Recession offers an opportunity for Trojan grads


During the Great Depression, more people became millionaires than at any other time in U.S. history.

The counterintuitive reason is simple: Ambitious people could not get traditional jobs.

USC and the nation face an interesting problem. Unemployment is very high. Entry-level positions are slim. According to a study by BusinessWeek with data from the U.S. Bureau of Labor Statistics, the percentage of college graduates between age 22 and 27 with jobs has shrunk significantly during the past three years.

The USC Marshall Keenan MBA Career Resource Center has also reported experiencing similar decreases in employer recruitment.

Plenty of students and seniors are facing this issue, with graduation at hand and hardly any jobs to be found.

Yet many books on management and leadership talk about these kinds of situations. What do you do when you have a problem in a business? Change the way you think. Look at it as if it is an opportunity. Then embrace the opportunity and move forward.

During a recession or in times of economic turmoil, many things go awry. Businesses fail. Their capital assets (i.e., everything they own or use to make their products) lose value and become cheap because they are used and difficult to resell.  But these failed businesses need to sell these assets because they can no longer utilize it to make their product. Failed business owners want to squeeze even the slightest amount of cash out of these assets.

That’s where the people with unconventional approaches come in.

Rather than moping around jobless, the future millionaires look at this problem, get excited and buy up goods belonging to failed businesses.

In general, business start-up costs are much lower during a recession or any sort of downturn. The general intuition for this is as such: People have less cash, so they want to spend that on food and necessities and desire to spend less on a machine that makes boots  — a decrease in demand.
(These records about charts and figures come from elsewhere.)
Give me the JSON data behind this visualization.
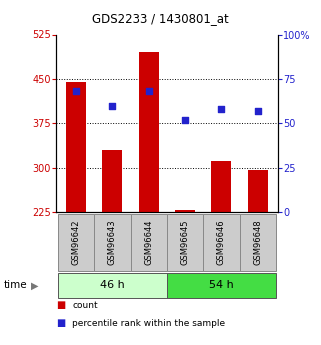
{
  "title": "GDS2233 / 1430801_at",
  "samples": [
    "GSM96642",
    "GSM96643",
    "GSM96644",
    "GSM96645",
    "GSM96646",
    "GSM96648"
  ],
  "bar_values": [
    445,
    330,
    495,
    228,
    312,
    297
  ],
  "percentile_values": [
    68,
    60,
    68,
    52,
    58,
    57
  ],
  "bar_color": "#cc0000",
  "percentile_color": "#2222cc",
  "ylim_left": [
    225,
    525
  ],
  "ylim_right": [
    0,
    100
  ],
  "yticks_left": [
    225,
    300,
    375,
    450,
    525
  ],
  "yticks_right": [
    0,
    25,
    50,
    75,
    100
  ],
  "grid_values": [
    300,
    375,
    450
  ],
  "groups": [
    {
      "label": "46 h",
      "start": 0,
      "end": 2,
      "color": "#ccffcc"
    },
    {
      "label": "54 h",
      "start": 3,
      "end": 5,
      "color": "#44dd44"
    }
  ],
  "time_label": "time",
  "legend_items": [
    {
      "label": "count",
      "color": "#cc0000"
    },
    {
      "label": "percentile rank within the sample",
      "color": "#2222cc"
    }
  ],
  "bar_bottom": 225,
  "bar_width": 0.55,
  "sample_box_color": "#cccccc",
  "sample_box_edge": "#888888"
}
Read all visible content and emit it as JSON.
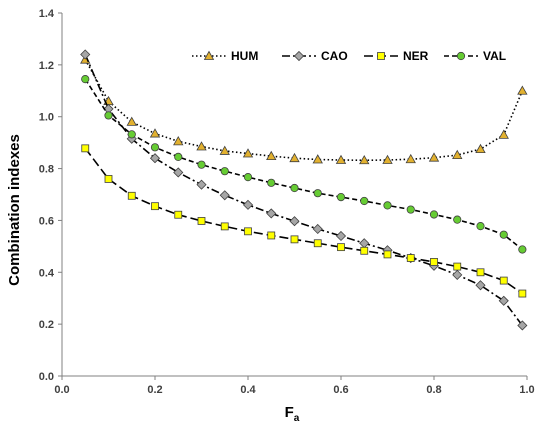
{
  "chart_data": {
    "type": "line",
    "title": "",
    "xlabel": "F",
    "xlabel_sub": "a",
    "ylabel": "Combination indexes",
    "xlim": [
      0.0,
      1.0
    ],
    "ylim": [
      0.0,
      1.4
    ],
    "xticks": [
      "0.0",
      "0.2",
      "0.4",
      "0.6",
      "0.8",
      "1.0"
    ],
    "yticks": [
      "0.0",
      "0.2",
      "0.4",
      "0.6",
      "0.8",
      "1.0",
      "1.2",
      "1.4"
    ],
    "grid": false,
    "legend_position": "top-right",
    "series": [
      {
        "name": "HUM",
        "marker": "triangle",
        "line": "dotted",
        "marker_color": "#E2B12F",
        "x": [
          0.05,
          0.1,
          0.15,
          0.2,
          0.25,
          0.3,
          0.35,
          0.4,
          0.45,
          0.5,
          0.55,
          0.6,
          0.65,
          0.7,
          0.75,
          0.8,
          0.85,
          0.9,
          0.95,
          0.99
        ],
        "y": [
          1.22,
          1.06,
          0.98,
          0.935,
          0.905,
          0.885,
          0.868,
          0.858,
          0.848,
          0.84,
          0.835,
          0.833,
          0.832,
          0.833,
          0.836,
          0.842,
          0.852,
          0.875,
          0.93,
          1.1
        ]
      },
      {
        "name": "CAO",
        "marker": "diamond",
        "line": "dash-dot",
        "marker_color": "#A6A6A6",
        "x": [
          0.05,
          0.1,
          0.15,
          0.2,
          0.25,
          0.3,
          0.35,
          0.4,
          0.45,
          0.5,
          0.55,
          0.6,
          0.65,
          0.7,
          0.75,
          0.8,
          0.85,
          0.9,
          0.95,
          0.99
        ],
        "y": [
          1.24,
          1.03,
          0.915,
          0.84,
          0.785,
          0.738,
          0.697,
          0.66,
          0.627,
          0.597,
          0.567,
          0.54,
          0.512,
          0.485,
          0.455,
          0.425,
          0.39,
          0.35,
          0.29,
          0.195
        ]
      },
      {
        "name": "NER",
        "marker": "square",
        "line": "long-dash",
        "marker_color": "#FFFF00",
        "x": [
          0.05,
          0.1,
          0.15,
          0.2,
          0.25,
          0.3,
          0.35,
          0.4,
          0.45,
          0.5,
          0.55,
          0.6,
          0.65,
          0.7,
          0.75,
          0.8,
          0.85,
          0.9,
          0.95,
          0.99
        ],
        "y": [
          0.878,
          0.76,
          0.695,
          0.655,
          0.622,
          0.598,
          0.577,
          0.558,
          0.542,
          0.527,
          0.512,
          0.497,
          0.483,
          0.469,
          0.455,
          0.44,
          0.422,
          0.4,
          0.368,
          0.318
        ]
      },
      {
        "name": "VAL",
        "marker": "circle",
        "line": "dashed",
        "marker_color": "#66CC33",
        "x": [
          0.05,
          0.1,
          0.15,
          0.2,
          0.25,
          0.3,
          0.35,
          0.4,
          0.45,
          0.5,
          0.55,
          0.6,
          0.65,
          0.7,
          0.75,
          0.8,
          0.85,
          0.9,
          0.95,
          0.99
        ],
        "y": [
          1.145,
          1.005,
          0.932,
          0.882,
          0.845,
          0.815,
          0.79,
          0.767,
          0.745,
          0.725,
          0.705,
          0.69,
          0.675,
          0.658,
          0.642,
          0.623,
          0.603,
          0.578,
          0.545,
          0.488
        ]
      }
    ]
  }
}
People are not thinking to start businesses when companies around them are failing.

According to USA Today, 30 percent of non-franchise businesses fail in the first year. Fifty percent fail in the first five years. These failures usually come from two primary sources: the start-up managers are incompetent or the business just cannot overcome its high costs.

When the economy is booming, a start-up has high initial investment costs. But almost all start-ups are not profitable for one to two years. Businesses need to survive this unprofitable period to grow into something larger and highly profitable.
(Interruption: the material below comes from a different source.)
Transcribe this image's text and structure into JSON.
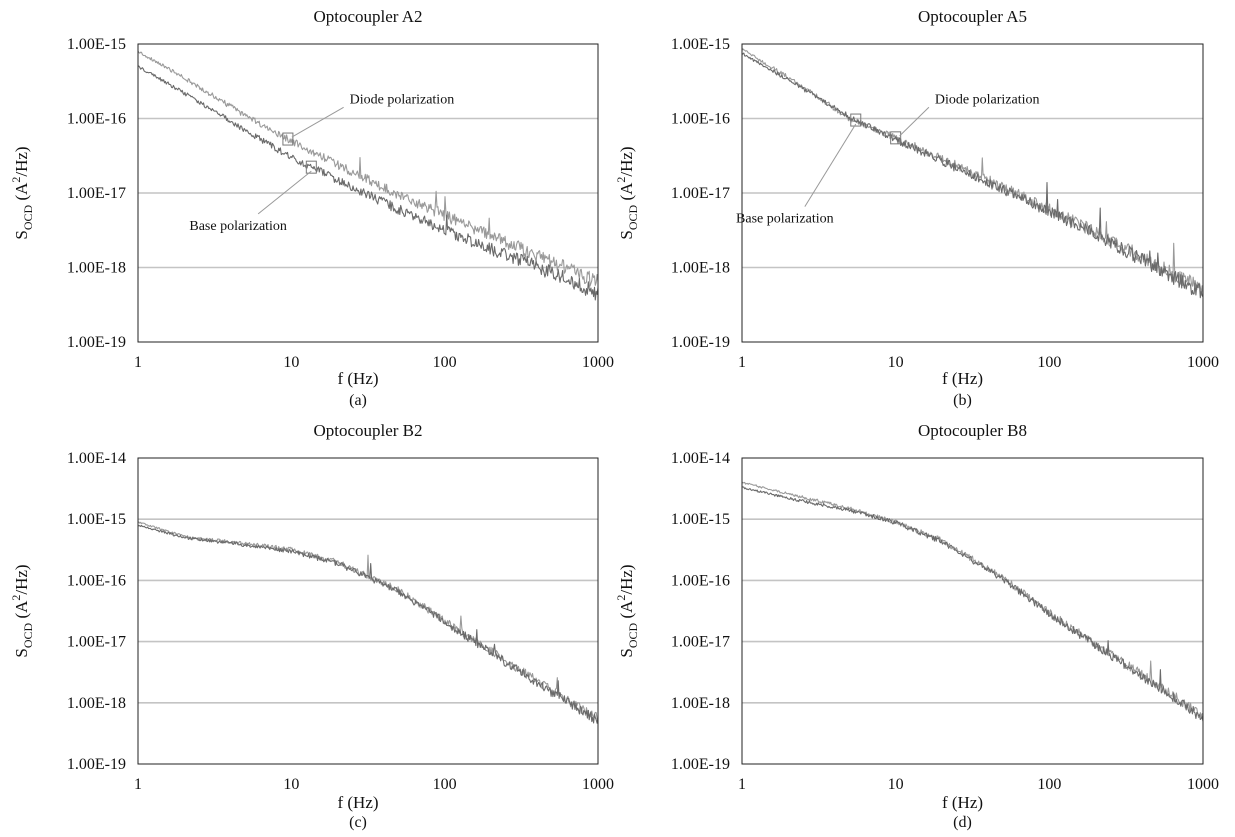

A business owner would be wise to have these unprofitable initial years coincide with the recessionary time, in anticipation of riding the upturn. This is especially true because many companies struggle through these difficult times, leaving them weak.
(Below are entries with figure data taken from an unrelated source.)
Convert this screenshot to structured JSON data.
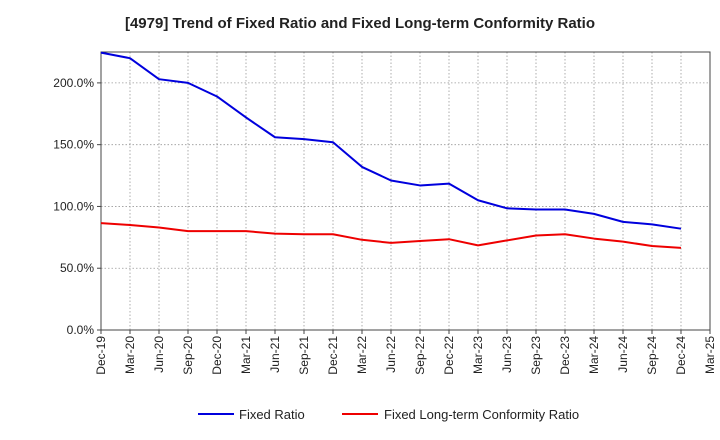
{
  "chart_data": {
    "type": "line",
    "title": "[4979]  Trend of Fixed Ratio and Fixed Long-term Conformity Ratio",
    "xlabel": "",
    "ylabel": "",
    "x": [
      "Dec-19",
      "Mar-20",
      "Jun-20",
      "Sep-20",
      "Dec-20",
      "Mar-21",
      "Jun-21",
      "Sep-21",
      "Dec-21",
      "Mar-22",
      "Jun-22",
      "Sep-22",
      "Dec-22",
      "Mar-23",
      "Jun-23",
      "Sep-23",
      "Dec-23",
      "Mar-24",
      "Jun-24",
      "Sep-24",
      "Dec-24",
      "Mar-25"
    ],
    "ylim": [
      0,
      225
    ],
    "yticks": [
      0,
      50,
      100,
      150,
      200
    ],
    "ytick_labels": [
      "0.0%",
      "50.0%",
      "100.0%",
      "150.0%",
      "200.0%"
    ],
    "grid": true,
    "legend_position": "bottom",
    "series": [
      {
        "name": "Fixed Ratio",
        "color": "#0000dd",
        "values": [
          224.5,
          220,
          203,
          200,
          189,
          172,
          156,
          154.5,
          152,
          132,
          121,
          117,
          118.5,
          105,
          98.5,
          97.5,
          97.5,
          94,
          87.5,
          85.5,
          82,
          null
        ]
      },
      {
        "name": "Fixed Long-term Conformity Ratio",
        "color": "#ee0000",
        "values": [
          86.5,
          85,
          83,
          80,
          80,
          80,
          78,
          77.5,
          77.5,
          73,
          70.5,
          72,
          73.5,
          68.5,
          72.5,
          76.5,
          77.5,
          74,
          71.5,
          68,
          66.5,
          null
        ]
      }
    ]
  }
}
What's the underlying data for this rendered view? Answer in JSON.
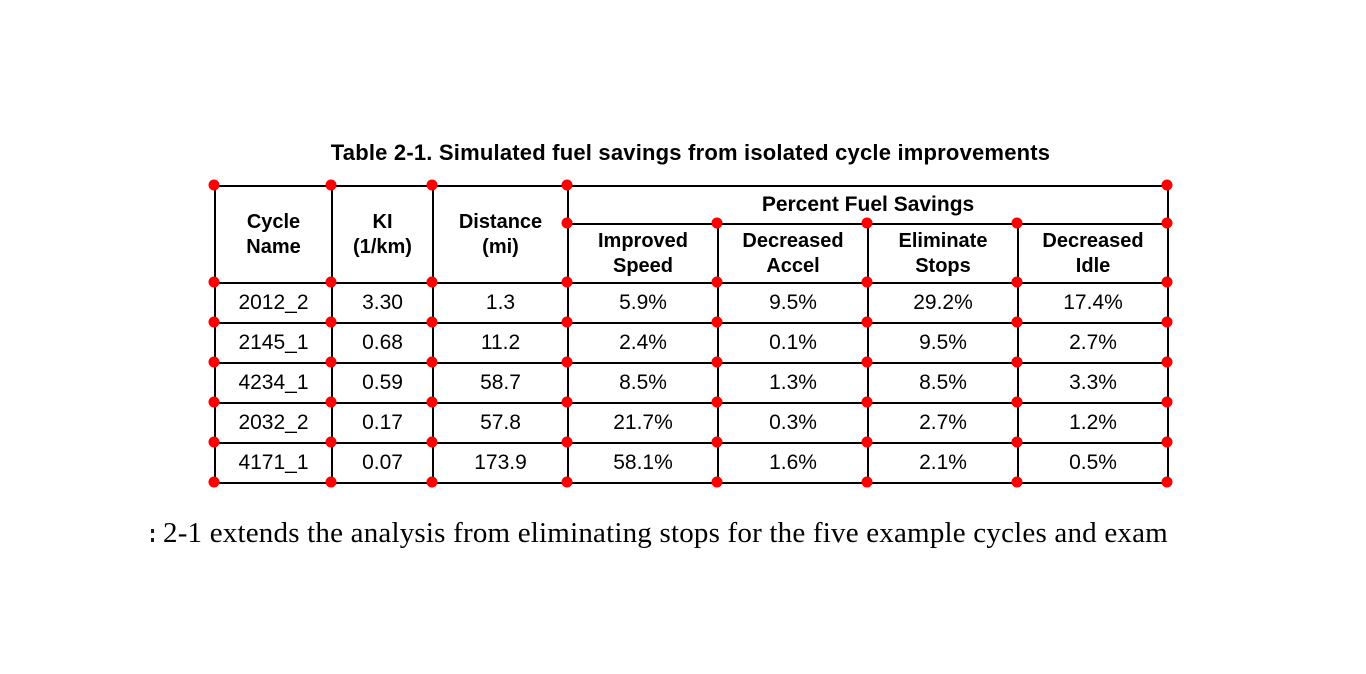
{
  "page": {
    "title": "Table 2-1. Simulated fuel savings from isolated cycle improvements",
    "body_text": "2-1 extends the analysis from eliminating stops for the five example cycles and exam"
  },
  "table": {
    "group_header": "Percent Fuel Savings",
    "columns": [
      "Cycle Name",
      "KI (1/km)",
      "Distance (mi)",
      "Improved Speed",
      "Decreased Accel",
      "Eliminate Stops",
      "Decreased Idle"
    ],
    "rows": [
      [
        "2012_2",
        "3.30",
        "1.3",
        "5.9%",
        "9.5%",
        "29.2%",
        "17.4%"
      ],
      [
        "2145_1",
        "0.68",
        "11.2",
        "2.4%",
        "0.1%",
        "9.5%",
        "2.7%"
      ],
      [
        "4234_1",
        "0.59",
        "58.7",
        "8.5%",
        "1.3%",
        "8.5%",
        "3.3%"
      ],
      [
        "2032_2",
        "0.17",
        "57.8",
        "21.7%",
        "0.3%",
        "2.7%",
        "1.2%"
      ],
      [
        "4171_1",
        "0.07",
        "173.9",
        "58.1%",
        "1.6%",
        "2.1%",
        "0.5%"
      ]
    ]
  },
  "annotation": {
    "marker_color": "#ff0000",
    "marker_shape": "circle"
  }
}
It is during this time that an owner can test and refine his business plan.

USC has a great history of entrepreneurial spirit. Many prominent businesses, such as the famous surf wear company Quiksilver, have been started by young and eager Trojan graduates. All it takes is a change in perception of the world mixed with a source of creativity and desire to do something productive.

May the word “problem” become synonymous with “opportunity” for us Trojans. Seniors without job prospects, I hope we can see this jobless time as an opportunity to start something fresh, something new.

Jensen Carlsen is a senior majoring in mathematics and economics. His column, “The Bridge” usually runs Wednesdays.

2 replies
  1. business admin
    business admin says:

    Thanks for the words of inspiration and hope. People at SC are an ambitious bunch. They’re well-spoken, assertive, intelligent, creative, resolute and overcome adversity. This dismal economy can be serendipitous.